Il lui arrivait sans mot dire de remercier, de s’abîmer, de se perdre et d’être aiguillée, de tenter à nouveau un retour de gratitude, si gauche fût-il, et sans jamais savoir vers qui, pour répondre à la gratification. Le plus souvent se tenir là, présente et comme exposée, suffisait à sa plénitude. C’était plus que la joie, du moins que celle que l’existence au fil des semaines et des mois pouvait jusque là lui offrir. Une paix puissante et si douce exténuait sa tristesse, gonflait de courants calmes et sourds la palpitation de son cœur, lui murmurait le début d’un secret qu’elle ne voulait pas connaître, surtout pas, du moment qu’il l’habitait.

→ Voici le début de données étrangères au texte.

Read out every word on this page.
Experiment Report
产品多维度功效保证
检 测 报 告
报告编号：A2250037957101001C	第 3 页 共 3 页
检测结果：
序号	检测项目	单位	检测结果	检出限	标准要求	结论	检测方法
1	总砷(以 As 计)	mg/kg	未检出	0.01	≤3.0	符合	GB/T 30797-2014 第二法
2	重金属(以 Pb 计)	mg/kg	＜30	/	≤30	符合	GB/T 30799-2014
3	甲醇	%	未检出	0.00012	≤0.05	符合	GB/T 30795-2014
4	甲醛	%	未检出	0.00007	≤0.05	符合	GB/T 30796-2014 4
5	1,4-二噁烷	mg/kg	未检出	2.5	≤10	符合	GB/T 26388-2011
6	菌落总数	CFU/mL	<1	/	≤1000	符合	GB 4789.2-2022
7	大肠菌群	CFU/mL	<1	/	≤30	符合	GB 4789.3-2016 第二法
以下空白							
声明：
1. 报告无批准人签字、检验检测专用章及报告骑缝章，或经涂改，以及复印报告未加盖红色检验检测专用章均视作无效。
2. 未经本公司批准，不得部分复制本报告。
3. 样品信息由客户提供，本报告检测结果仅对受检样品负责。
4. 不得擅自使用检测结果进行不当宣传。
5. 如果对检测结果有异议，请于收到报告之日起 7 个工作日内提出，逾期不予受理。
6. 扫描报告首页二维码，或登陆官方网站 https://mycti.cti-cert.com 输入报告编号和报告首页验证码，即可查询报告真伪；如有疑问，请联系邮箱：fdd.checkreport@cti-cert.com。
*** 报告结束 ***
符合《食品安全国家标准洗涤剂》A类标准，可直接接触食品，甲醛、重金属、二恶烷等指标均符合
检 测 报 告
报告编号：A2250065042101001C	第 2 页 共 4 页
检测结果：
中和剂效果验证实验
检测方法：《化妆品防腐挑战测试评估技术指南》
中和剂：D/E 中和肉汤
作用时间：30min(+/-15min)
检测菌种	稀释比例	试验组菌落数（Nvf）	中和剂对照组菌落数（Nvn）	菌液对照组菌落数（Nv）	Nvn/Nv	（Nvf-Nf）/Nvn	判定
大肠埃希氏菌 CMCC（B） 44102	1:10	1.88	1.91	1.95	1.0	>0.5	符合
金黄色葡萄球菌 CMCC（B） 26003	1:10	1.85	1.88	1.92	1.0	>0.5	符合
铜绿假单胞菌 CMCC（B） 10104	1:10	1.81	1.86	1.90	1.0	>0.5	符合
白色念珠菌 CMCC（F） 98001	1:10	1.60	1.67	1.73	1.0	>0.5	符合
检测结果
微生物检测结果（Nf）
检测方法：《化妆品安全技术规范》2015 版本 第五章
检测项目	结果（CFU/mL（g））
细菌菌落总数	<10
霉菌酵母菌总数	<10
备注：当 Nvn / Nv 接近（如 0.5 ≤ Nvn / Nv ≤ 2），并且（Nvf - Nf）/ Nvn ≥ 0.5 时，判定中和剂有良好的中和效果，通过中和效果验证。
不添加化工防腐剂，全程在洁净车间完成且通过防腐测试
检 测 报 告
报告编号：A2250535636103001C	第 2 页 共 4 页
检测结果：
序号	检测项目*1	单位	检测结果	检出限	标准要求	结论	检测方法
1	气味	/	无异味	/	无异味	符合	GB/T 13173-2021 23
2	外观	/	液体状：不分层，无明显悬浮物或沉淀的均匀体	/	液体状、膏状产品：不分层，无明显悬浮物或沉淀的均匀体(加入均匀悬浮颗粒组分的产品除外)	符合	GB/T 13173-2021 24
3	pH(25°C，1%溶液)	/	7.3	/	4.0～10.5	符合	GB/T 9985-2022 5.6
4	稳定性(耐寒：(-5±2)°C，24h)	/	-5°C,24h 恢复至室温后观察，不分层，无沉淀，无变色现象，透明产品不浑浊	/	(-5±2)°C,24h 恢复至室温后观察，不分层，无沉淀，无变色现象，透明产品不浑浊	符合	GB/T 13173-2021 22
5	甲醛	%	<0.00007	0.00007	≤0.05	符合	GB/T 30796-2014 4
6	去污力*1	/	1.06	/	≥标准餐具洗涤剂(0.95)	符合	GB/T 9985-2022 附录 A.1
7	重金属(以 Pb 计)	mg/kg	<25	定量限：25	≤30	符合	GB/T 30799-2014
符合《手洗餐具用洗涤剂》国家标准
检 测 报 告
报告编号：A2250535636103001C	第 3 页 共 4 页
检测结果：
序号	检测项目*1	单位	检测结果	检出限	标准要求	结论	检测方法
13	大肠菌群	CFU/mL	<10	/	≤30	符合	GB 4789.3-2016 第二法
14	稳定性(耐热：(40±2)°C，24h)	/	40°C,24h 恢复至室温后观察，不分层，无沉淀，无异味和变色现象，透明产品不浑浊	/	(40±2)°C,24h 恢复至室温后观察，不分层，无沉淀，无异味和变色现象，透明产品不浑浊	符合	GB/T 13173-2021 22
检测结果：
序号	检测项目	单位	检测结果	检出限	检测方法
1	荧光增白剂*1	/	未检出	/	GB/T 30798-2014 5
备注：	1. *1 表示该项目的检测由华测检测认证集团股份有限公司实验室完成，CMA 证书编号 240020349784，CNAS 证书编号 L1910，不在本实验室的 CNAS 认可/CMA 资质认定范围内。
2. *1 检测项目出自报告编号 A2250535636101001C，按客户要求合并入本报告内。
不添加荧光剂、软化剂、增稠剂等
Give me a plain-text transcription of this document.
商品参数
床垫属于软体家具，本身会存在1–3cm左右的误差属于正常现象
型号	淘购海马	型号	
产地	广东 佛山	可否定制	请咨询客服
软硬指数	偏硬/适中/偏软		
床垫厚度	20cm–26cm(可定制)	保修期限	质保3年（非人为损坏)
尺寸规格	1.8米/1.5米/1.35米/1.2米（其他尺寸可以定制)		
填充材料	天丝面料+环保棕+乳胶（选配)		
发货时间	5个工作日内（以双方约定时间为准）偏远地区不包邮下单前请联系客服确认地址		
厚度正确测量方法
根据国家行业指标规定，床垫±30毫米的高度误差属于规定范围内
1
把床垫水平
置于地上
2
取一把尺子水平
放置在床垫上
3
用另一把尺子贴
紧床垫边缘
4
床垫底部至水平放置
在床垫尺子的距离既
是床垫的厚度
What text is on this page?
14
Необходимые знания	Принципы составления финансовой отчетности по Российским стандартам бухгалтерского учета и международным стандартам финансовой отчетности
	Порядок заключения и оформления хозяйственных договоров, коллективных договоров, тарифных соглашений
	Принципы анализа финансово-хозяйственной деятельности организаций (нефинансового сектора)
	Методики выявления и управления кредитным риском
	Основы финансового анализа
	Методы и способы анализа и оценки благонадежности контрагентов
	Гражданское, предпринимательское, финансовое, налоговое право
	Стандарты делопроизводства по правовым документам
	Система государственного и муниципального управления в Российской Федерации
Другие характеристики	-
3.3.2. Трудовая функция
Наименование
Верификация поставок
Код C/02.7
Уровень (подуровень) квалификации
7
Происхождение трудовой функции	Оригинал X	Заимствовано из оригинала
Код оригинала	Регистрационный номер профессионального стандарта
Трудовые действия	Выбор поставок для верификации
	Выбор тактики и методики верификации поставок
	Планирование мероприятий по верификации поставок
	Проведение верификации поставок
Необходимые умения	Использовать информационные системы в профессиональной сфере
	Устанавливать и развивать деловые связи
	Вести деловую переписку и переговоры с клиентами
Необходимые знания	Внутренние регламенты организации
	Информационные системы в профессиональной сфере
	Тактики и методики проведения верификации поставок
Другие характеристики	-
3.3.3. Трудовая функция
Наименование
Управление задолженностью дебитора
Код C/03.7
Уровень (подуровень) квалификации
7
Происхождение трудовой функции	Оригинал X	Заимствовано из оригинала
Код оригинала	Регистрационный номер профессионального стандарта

Un jour d’avril, une ou deux heures avant l’aube, le sommeil quitta inhabituellement Mathias. Sorti de sa chambre, il arpenta la maison silencieuse. Se retrouvant sur la terrasse un peu après, il l’aperçut assise là sur une chaise, de dos, les mains sur les genoux, loin dans des pensées qui, selon le visage qu’il devinait dans la pénombre, n’étaient plus celles du courant des heures. Il s’approcha de côté, un peu en arrière.
Il s’arrêta aux premiers mots de la phrase qu’il cherchait à lui adresser. Elle tourna la tête vers lui sans aller jusqu’à le regarder, mais lui pouvait ainsi mieux voir son visage. L’impression fut si forte que Mathias ne put poursuivre. Comme il se retirait, près de passer la porte-fenêtre, il reçut, presque de profil perdu, un indéfinissable regard de chat-tigre au fond de la sévérité duquel s’esquissait un sourire. La croisant par la suite au hasard des allées et venues, il crut capter plusieurs fois ce sourire, sans vouloir jamais s’en ouvrir à quiconque.